The child’s cell phone would recognize the command and automatically send a signal to the satellite-based positioning network. Using multiple satellites, the system figures out where exactly the cell phone — and child — is located.

That location then is sent to the parent’s cell phone. A map would appear on the parent’s phone, showing the whereabouts of the child — or the phone, at least — and Mom or Dad would have to figure out if the child indeed was at school, walking home or going someplace else.

Several companies are working on such applications today. Wherify, a Redwood Shores, Calif.-based company, will launch a cell phone GPS tracking application later this year for global system mobility (GSM) phones, said director of communications Jeff Cunningham.

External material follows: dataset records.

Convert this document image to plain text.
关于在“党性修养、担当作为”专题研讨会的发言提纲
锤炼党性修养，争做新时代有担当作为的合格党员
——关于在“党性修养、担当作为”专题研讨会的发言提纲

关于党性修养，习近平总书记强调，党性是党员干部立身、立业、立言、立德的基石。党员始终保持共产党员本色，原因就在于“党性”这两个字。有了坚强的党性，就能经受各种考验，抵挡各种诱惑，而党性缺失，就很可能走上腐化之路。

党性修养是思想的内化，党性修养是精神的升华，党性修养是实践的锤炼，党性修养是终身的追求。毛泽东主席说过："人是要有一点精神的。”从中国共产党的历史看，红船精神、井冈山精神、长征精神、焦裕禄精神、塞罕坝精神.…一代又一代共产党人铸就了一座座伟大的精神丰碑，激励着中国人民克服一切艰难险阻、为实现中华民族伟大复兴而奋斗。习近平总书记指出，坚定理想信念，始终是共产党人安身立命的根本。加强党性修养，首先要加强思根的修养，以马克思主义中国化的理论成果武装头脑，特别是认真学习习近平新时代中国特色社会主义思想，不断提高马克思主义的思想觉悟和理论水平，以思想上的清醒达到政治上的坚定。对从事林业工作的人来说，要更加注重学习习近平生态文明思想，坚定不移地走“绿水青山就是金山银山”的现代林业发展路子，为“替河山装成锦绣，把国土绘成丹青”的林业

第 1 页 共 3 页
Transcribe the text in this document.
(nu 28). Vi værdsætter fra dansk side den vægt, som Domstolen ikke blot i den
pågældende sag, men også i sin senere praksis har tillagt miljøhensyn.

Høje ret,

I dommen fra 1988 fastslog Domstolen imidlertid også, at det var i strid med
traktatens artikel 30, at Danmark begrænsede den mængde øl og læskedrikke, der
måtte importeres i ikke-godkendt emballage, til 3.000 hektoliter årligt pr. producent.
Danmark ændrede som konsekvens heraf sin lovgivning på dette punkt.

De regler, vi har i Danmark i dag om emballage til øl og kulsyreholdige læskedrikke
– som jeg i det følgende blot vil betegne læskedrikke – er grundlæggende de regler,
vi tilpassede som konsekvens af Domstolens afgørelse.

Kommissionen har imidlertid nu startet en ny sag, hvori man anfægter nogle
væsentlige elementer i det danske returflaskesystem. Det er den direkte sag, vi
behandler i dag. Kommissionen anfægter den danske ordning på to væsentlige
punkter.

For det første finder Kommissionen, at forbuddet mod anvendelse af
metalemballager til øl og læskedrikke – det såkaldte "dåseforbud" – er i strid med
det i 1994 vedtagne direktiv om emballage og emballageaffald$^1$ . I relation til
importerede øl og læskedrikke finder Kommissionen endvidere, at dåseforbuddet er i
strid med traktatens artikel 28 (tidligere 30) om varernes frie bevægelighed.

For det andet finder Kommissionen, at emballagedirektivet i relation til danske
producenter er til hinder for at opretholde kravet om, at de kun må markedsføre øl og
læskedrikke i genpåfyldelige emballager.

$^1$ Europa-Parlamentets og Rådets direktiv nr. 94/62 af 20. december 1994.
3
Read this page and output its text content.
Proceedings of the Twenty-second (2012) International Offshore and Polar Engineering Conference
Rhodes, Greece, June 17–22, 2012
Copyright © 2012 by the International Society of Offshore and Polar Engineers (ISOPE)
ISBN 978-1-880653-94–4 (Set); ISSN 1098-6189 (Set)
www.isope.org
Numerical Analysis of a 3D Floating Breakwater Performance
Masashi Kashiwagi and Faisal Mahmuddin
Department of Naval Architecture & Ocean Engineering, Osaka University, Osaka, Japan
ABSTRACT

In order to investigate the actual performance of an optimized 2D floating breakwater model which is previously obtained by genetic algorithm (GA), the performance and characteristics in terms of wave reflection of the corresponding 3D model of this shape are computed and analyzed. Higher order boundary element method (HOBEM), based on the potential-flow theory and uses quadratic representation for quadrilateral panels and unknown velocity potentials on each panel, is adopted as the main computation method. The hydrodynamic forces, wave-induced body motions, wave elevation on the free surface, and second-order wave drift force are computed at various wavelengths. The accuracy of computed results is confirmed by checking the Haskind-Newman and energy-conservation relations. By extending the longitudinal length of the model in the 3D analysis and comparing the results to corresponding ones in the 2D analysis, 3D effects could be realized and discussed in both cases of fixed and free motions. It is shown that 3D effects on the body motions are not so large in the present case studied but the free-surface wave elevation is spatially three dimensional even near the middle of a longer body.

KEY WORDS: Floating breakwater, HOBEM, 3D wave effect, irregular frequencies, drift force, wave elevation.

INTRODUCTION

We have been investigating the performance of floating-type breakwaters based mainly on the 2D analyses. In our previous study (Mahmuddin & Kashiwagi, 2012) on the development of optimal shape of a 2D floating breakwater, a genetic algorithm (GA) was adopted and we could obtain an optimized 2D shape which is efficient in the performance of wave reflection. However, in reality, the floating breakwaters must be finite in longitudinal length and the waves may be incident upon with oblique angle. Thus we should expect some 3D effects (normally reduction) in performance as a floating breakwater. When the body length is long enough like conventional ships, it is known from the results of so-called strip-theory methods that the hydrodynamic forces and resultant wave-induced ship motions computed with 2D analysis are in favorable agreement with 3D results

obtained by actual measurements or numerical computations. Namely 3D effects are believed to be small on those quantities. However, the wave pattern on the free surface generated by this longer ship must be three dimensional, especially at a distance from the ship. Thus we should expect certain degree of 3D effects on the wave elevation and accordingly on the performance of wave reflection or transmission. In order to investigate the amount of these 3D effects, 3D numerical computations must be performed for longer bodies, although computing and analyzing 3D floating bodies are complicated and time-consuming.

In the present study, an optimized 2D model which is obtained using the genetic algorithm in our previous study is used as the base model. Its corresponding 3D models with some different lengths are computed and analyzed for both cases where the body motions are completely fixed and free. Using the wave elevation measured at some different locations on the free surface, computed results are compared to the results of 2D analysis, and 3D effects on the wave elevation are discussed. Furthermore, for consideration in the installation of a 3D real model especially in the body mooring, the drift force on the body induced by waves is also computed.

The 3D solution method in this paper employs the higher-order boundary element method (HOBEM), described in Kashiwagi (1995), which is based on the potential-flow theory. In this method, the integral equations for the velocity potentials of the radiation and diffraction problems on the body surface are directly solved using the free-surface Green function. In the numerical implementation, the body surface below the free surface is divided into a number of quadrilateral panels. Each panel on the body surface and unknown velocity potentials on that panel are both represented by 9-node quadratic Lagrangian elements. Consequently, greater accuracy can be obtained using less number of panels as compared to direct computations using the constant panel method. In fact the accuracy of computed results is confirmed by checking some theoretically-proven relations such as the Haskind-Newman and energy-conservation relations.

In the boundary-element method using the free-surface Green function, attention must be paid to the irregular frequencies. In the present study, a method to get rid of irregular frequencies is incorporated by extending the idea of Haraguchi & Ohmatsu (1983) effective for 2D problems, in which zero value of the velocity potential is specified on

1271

Wherify plans to launch the service with a regional cell carrier. Users would buy a new phone, with the global positioning system chipset and antenna and the Wherify software built in.

TruePosition, a Berwyn, Pa.-based company that counts Liberty Media Corp. as an investor, is developing a similar service for both major cell phone networks, including the Code Division Multiple Access (CDMA) technology Sprint and Verizon uses.

With TruePosition’s approach, a parent would open up a Java application on a cell phone, which sends a message to a server on the cell-phone network. That server would ping the global positioning system to find the child’s handset. The GPS would send a signal to track the phone using the integrated chip set in the child’s cell phone. Then, the location information would be sent back to the parents’ phone over the cell phone network.

TruePosition senior vice president Kenny Young said his company uses a combination of global positioning system and terrestrial signaling, which can provide locations in less than 30 seconds. Satellites, by themselves, may need several minutes to coordinate the calculation of a cell phone’s location, Young said.